His own oolt wasn't like that, of course. Of kessentai he had nothing but what the humans called, “five percenters,” those one in twenty kessentai who were demonstrably, and fearfully, not idiots. Of those, Tulo had chosen only the best for the oolt. But even among those who were one in one hundred of that one in twenty, Goloswin stood out. For he was the Michelangelo, the Leonardo Da Vinci, the Gauss and the Newton and the Einstein, the Ford and the Edison of the Posleen race.

Goloswin, as he himself would have cheerfully told anyone who asked, was fucking smart.

“What holds you, Golo?” Tulo asked. “We can afford to lose many . . . any, really . . . of the people. But we cannot afford to lose you.”

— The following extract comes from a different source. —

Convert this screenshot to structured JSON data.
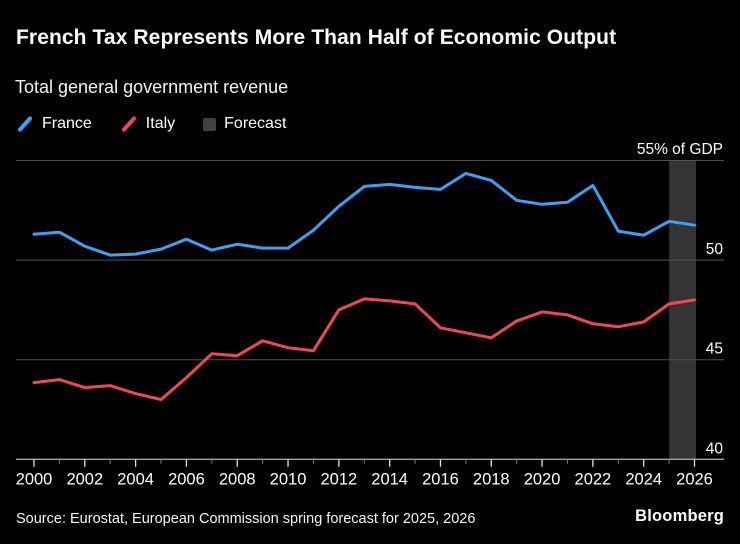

“I am operating on a guess, Tulo,” Golo said. “The first and the last loaded have a chance to be the foremost inside that hidden ship. I may be able to discern something of its principles by being closer to the control room.”

Tulo's answer was interrupted by one of the humans' artillery shells, this one much closer than the last. It was an adjusting round. In an earlier day, before the Posleen had obliterated the Global Positioning System, there probably would have been no adjustment required and the first warning of an incoming shell would have been dismemberment by that shell . . . and the couple of hundred siblings that would have accompanied it.